Clustering in massive neutrino cosmologies via Eulerian Perturbation Theory

We introduce an Eulerian Perturbation Theory to study the clustering of tracers for cosmologies in the presence of massive neutrinos. Our approach is based on mapping recently-obtained Lagrangian Perturbation Theory results to the Eulerian framework. We add Effective Field Theory counterterms, IR-resummations and a biasing scheme to compute the one-loop redshift-space power spectrum. To assess our predictions, we compare the power spectrum multipoles against synthetic halo catalogues from the QUIJOTE simulations, finding excellent agreement on scales k less than or similar to 0.25 h Mpc(-1) . One can obtain the same fitting accuracy using higher wave-numbers, but then the theory fails to give a correct estimation of the linear bias parameter. We further discuss the implications for the tree-level bispectrum. Finally, calculating loop corrections is computationally costly, hence we derive an accurate approximation wherein we retain only the main features of the kernels, as produced by changes to the growth rate.

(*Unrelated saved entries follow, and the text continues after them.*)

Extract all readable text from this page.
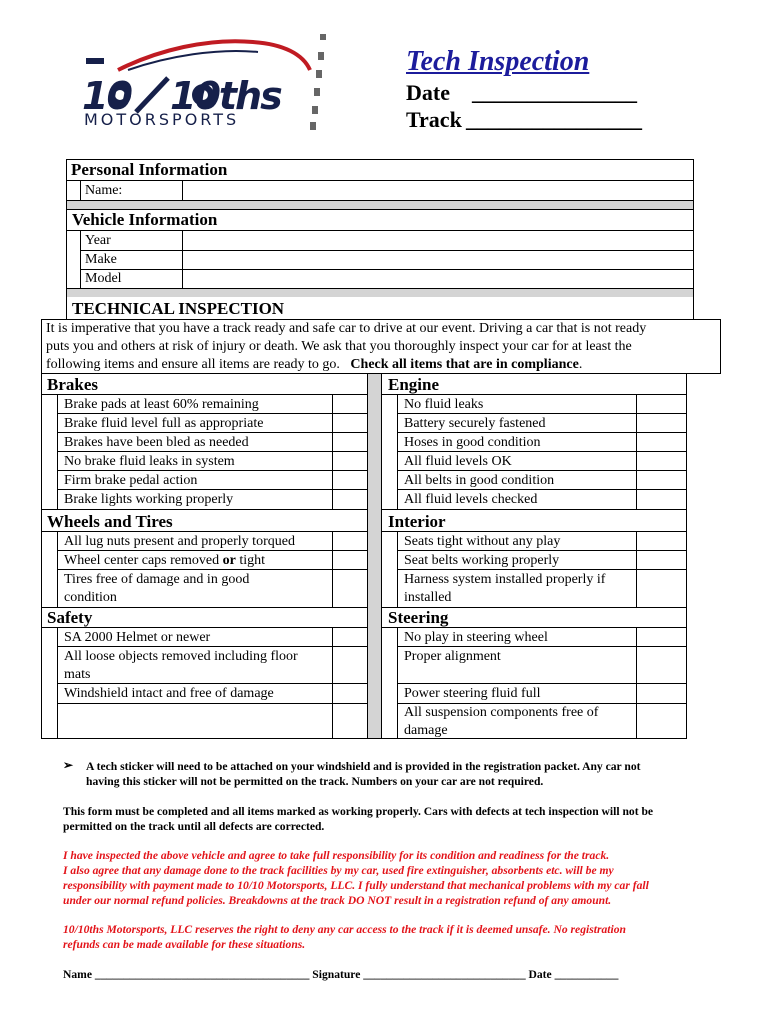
10 10ths
MOTORSPORTS
Tech Inspection
Date _______________
Track ________________
Personal Information
Name:
Vehicle Information
Year
Make
Model
TECHNICAL INSPECTION
It is imperative that you have a track ready and safe car to drive at our event. Driving a car that is not ready
puts you and others at risk of injury or death. We ask that you thoroughly inspect your car for at least the
following items and ensure all items are ready to go. Check all items that are in compliance.
Brakes
Brake pads at least 60% remaining
Brake fluid level full as appropriate
Brakes have been bled as needed
No brake fluid leaks in system
Firm brake pedal action
Brake lights working properly
Engine
No fluid leaks
Battery securely fastened
Hoses in good condition
All fluid levels OK
All belts in good condition
All fluid levels checked
Wheels and Tires
All lug nuts present and properly torqued
Wheel center caps removed or tight
Tires free of damage and in good
condition
Interior
Seats tight without any play
Seat belts working properly
Harness system installed properly if
installed
Safety
SA 2000 Helmet or newer
All loose objects removed including floor
mats
Windshield intact and free of damage
Steering
No play in steering wheel
Proper alignment
Power steering fluid full
All suspension components free of
damage
➢ A tech sticker will need to be attached on your windshield and is provided in the registration packet. Any car not
having this sticker will not be permitted on the track. Numbers on your car are not required.
This form must be completed and all items marked as working properly. Cars with defects at tech inspection will not be
permitted on the track until all defects are corrected.
I have inspected the above vehicle and agree to take full responsibility for its condition and readiness for the track.
I also agree that any damage done to the track facilities by my car, used fire extinguisher, absorbents etc. will be my
responsibility with payment made to 10/10 Motorsports, LLC. I fully understand that mechanical problems with my car fall
under our normal refund policies. Breakdowns at the track DO NOT result in a registration refund of any amount.
10/10ths Motorsports, LLC reserves the right to deny any car access to the track if it is deemed unsafe. No registration
refunds can be made available for these situations.
Name _____________________________________ Signature ____________________________ Date ___________
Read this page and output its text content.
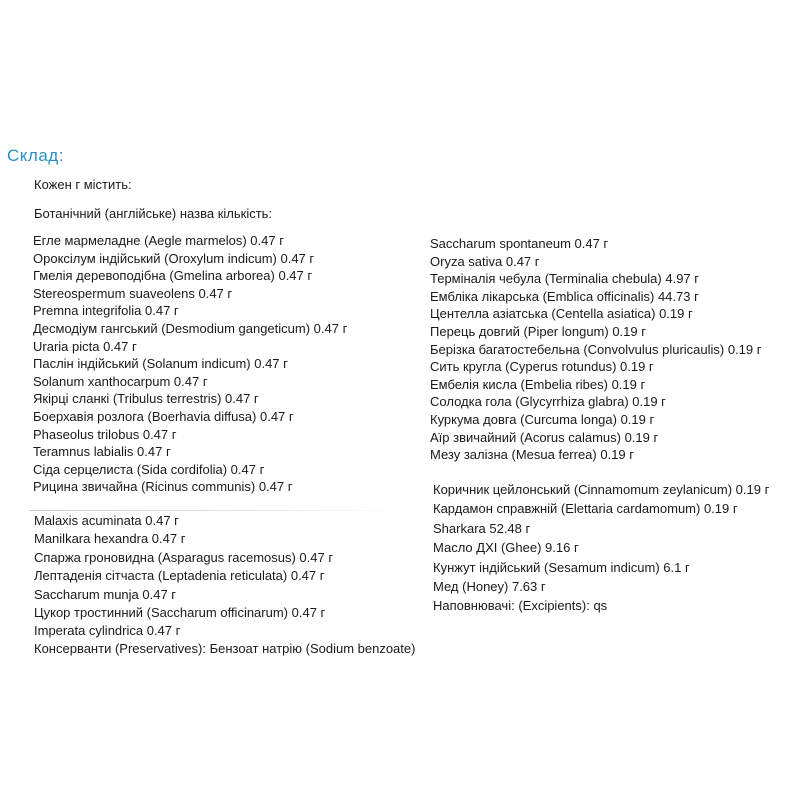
Склад:
Кожен г містить:
Ботанічний (англійське) назва кількість:
Егле мармеладне (Aegle marmelos) 0.47 г
Ороксілум індійський (Oroxylum indicum) 0.47 г
Гмелія деревоподібна (Gmelina arborea) 0.47 г
Stereospermum suaveolens 0.47 г
Premna integrifolia 0.47 г
Десмодіум гангський (Desmodium gangeticum) 0.47 г
Uraria picta 0.47 г
Паслін індійський (Solanum indicum) 0.47 г
Solanum xanthocarpum 0.47 г
Якірці сланкі (Tribulus terrestris) 0.47 г
Боерхавія розлога (Boerhavia diffusa) 0.47 г
Phaseolus trilobus 0.47 г
Teramnus labialis 0.47 г
Сіда серцелиста (Sida cordifolia) 0.47 г
Рицина звичайна (Ricinus communis) 0.47 г
Malaxis acuminata 0.47 г
Manilkara hexandra 0.47 г
Спаржа гроновидна (Asparagus racemosus) 0.47 г
Лептаденія сітчаста (Leptadenia reticulata) 0.47 г
Saccharum munja 0.47 г
Цукор тростинний (Saccharum officinarum) 0.47 г
Imperata cylindrica 0.47 г
Консерванти (Preservatives): Бензоат натрію (Sodium benzoate)
Saccharum spontaneum 0.47 г
Oryza sativa 0.47 г
Терміналія чебула (Terminalia chebula) 4.97 г
Ембліка лікарська (Emblica officinalis) 44.73 г
Центелла азіатська (Centella asiatica) 0.19 г
Перець довгий (Piper longum) 0.19 г
Берізка багатостебельна (Convolvulus pluricaulis) 0.19 г
Сить кругла (Cyperus rotundus) 0.19 г
Ембелія кисла (Embelia ribes) 0.19 г
Солодка гола (Glycyrrhiza glabra) 0.19 г
Куркума довга (Curcuma longa) 0.19 г
Аїр звичайний (Acorus calamus) 0.19 г
Мезу залізна (Mesua ferrea) 0.19 г
Коричник цейлонський (Cinnamomum zeylanicum) 0.19 г
Кардамон справжній (Elettaria cardamomum) 0.19 г
Sharkara 52.48 г
Масло ДХІ (Ghee) 9.16 г
Кунжут індійський (Sesamum indicum) 6.1 г
Мед (Honey) 7.63 г
Наповнювачі: (Excipients): qs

As a result, we show how FFTLoG methods can be used to further accelerate the loop computations with these reduced kernels.

Automated summary

An Eulerian Perturbation Theory is introduced to study the clustering of tracers in cosmologies with massive neutrinos, incorporating Effective Field Theory counterterms, IR-resummations, and biasing scheme for one-loop redshift-space power spectrum calculation. Comparisons with synthetic halo catalogues show good agreement on scales up to 0.25 h Mpc(-1), but higher wave-numbers lead to inaccurate estimation of the linear bias parameter. An accurate approximation method is derived to reduce computational cost for loop corrections and accelerate calculations with FFTLoG methods.